May 26 – Hawaii-based agtech company Smart Yields and its partners at the Pacific Rim Agricultural Research Center in Hilo were selected as one of five teams across the country to receive an innovation grant from the US Department of Agriculture focused on artificial intelligence and machine learning.
Hawaii-based agtech company Smart Yields and its partners at the Pacific Rim Agricultural Research Center in Hilo were selected as one of five teams across the country to receive an innovation grant from the U.S. Department of Agriculture. USA focused on artificial intelligence and machine learning.
The proposal, which features a “CoffeeMD” computer vision platform that can quickly identify the source of damage in coffee as pests, diseases or nutrient deficiencies, raised $100,000 from the AI Innovation Fund, under USDA’s Agricultural Research Service. .
“Coffee is the second most valuable agricultural commodity in Hawaii, but with more than 1,000 coffee farms across the state and only one assigned extension agent, our ability to assist farmers on the ground is limited,” said Melissa Johnson, ARS research biologist, who will serve as principal investigator for the machine learning/AI project. “There is an urgent need for growers to be able to quickly identify problems in their fields without having to go through an agent or search for lengthy documents online.”
“Artificial intelligence has recently captured the public imagination as new generative big language models are poised to transform all sectors of business,” said Smart Yields CEO Ryan Ozawa. “But the machine learning models we will deploy are tried and tested tools that could one day diagnose plant problems faster and more accurately than humans – the most limited resource in a global drive to revitalize agriculture as an economic engine and a part critique of community sustainability”.

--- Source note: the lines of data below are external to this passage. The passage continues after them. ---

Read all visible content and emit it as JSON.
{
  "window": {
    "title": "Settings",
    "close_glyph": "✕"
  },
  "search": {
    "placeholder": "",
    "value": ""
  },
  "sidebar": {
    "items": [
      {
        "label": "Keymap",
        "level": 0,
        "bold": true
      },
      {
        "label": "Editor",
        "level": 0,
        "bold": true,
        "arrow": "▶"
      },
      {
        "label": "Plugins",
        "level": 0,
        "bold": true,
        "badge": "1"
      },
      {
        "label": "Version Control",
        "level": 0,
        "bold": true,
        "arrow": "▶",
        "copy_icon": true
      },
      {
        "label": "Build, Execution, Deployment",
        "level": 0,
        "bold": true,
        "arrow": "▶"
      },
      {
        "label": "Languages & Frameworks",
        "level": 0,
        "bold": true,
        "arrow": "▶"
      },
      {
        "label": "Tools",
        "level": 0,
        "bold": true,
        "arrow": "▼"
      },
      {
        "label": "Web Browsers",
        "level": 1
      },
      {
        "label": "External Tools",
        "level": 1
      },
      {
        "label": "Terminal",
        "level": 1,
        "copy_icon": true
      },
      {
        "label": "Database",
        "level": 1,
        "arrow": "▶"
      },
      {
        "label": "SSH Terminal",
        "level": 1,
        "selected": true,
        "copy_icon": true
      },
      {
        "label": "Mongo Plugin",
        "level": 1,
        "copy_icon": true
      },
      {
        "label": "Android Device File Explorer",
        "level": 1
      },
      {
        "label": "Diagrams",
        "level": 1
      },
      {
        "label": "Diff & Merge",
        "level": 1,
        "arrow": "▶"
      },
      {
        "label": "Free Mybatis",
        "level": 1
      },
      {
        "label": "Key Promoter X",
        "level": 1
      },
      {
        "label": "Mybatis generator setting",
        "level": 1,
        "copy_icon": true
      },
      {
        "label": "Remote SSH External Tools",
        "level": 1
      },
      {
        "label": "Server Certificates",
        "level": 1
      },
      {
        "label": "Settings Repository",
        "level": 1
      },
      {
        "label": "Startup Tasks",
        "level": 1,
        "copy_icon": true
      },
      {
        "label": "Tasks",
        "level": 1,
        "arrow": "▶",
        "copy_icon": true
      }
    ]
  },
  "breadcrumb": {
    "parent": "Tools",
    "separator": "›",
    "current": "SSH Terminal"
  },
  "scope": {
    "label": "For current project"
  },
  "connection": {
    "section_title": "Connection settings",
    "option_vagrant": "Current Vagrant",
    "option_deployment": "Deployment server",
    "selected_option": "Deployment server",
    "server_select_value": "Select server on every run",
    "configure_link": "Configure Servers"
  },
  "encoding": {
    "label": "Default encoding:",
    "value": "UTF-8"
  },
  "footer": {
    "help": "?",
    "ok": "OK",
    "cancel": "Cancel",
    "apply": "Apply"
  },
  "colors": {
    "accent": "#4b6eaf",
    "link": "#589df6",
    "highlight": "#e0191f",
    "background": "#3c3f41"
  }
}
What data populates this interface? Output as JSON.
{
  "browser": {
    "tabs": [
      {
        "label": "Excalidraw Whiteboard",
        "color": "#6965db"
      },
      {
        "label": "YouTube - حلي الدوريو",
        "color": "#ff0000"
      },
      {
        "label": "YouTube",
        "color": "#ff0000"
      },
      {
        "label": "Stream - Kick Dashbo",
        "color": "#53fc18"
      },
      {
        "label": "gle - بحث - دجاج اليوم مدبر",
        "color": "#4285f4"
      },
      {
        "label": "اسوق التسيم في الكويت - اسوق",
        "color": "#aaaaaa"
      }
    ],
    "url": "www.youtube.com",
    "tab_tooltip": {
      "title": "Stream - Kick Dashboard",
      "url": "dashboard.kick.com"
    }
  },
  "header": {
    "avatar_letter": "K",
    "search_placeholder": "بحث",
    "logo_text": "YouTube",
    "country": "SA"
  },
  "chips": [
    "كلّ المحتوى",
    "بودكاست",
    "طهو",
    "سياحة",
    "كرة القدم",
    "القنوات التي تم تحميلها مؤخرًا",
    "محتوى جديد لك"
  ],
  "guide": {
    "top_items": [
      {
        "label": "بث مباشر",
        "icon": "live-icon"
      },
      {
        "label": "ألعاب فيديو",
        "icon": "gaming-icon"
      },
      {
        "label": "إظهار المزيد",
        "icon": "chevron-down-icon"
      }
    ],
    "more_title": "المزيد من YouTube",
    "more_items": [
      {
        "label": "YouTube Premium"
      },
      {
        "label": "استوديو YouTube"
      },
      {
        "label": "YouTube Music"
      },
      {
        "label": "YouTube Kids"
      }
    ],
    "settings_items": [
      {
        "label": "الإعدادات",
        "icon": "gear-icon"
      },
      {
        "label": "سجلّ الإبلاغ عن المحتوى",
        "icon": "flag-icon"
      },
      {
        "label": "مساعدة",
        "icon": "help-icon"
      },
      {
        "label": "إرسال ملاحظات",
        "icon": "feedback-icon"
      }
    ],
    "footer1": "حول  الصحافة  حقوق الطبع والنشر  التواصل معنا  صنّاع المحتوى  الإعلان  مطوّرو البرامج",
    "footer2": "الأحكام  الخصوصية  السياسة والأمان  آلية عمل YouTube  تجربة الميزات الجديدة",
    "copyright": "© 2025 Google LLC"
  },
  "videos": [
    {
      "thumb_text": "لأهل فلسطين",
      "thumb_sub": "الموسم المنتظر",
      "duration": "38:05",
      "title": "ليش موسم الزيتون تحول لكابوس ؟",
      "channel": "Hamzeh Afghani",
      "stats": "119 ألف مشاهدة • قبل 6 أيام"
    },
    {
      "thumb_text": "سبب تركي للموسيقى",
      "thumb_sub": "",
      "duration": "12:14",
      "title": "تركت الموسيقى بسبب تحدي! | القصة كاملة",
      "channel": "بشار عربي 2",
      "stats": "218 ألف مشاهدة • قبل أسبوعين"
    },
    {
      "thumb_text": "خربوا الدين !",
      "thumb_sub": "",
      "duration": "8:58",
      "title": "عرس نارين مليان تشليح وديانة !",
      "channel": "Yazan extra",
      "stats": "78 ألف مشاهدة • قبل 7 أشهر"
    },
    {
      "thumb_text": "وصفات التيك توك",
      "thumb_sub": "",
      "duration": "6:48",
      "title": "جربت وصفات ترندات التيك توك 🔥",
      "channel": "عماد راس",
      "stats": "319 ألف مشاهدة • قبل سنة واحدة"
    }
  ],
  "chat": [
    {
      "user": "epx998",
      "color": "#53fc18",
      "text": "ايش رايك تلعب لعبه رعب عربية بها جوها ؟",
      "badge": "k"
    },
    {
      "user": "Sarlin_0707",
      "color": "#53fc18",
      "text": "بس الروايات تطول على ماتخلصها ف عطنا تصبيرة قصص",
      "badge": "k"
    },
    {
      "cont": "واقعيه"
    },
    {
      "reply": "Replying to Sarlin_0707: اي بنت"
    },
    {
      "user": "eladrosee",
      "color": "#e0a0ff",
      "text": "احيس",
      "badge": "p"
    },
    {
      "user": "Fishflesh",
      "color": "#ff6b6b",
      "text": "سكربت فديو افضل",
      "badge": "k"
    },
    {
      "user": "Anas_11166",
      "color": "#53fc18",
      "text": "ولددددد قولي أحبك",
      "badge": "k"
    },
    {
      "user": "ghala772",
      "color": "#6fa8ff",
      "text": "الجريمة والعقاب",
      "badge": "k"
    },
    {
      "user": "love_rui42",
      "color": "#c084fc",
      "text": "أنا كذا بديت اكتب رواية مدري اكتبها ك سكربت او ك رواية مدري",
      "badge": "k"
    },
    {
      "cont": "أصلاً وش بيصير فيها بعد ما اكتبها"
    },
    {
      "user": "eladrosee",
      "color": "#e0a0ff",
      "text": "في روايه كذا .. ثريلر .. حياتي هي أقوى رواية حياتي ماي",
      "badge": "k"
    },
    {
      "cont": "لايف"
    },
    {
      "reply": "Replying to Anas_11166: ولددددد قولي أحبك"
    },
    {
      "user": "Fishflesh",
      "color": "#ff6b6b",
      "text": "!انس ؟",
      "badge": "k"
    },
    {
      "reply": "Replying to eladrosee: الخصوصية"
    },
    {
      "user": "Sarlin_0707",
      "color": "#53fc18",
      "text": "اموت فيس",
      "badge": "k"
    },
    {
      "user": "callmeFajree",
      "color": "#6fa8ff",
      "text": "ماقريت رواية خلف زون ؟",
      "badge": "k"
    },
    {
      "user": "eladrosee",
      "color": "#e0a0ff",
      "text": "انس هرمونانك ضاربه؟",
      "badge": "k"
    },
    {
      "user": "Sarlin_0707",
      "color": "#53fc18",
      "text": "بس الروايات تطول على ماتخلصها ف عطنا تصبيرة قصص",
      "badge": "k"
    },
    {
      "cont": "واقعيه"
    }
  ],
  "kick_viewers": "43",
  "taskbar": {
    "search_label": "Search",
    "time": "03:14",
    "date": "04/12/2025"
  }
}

With the successful launch of the “CoffeeMD” project, which further expands the capabilities of the Best Beans app, Ozawa will step down as CEO of Smart Yields and lead founder Vincent Kimura will once again lead the next chapter of the company.
Ozawa was promoted to CEO in January 2021, as Kimura served as director of programs and partnerships at the University of Hawaii Office of Innovation and Commercialization, which relaunched its incubator in 2022. Ozawa, Kimura and Isar Mostafanezhad, Director High-performance computer executive, chip designer Nalu Scientific, founded Smart Yields in 2015.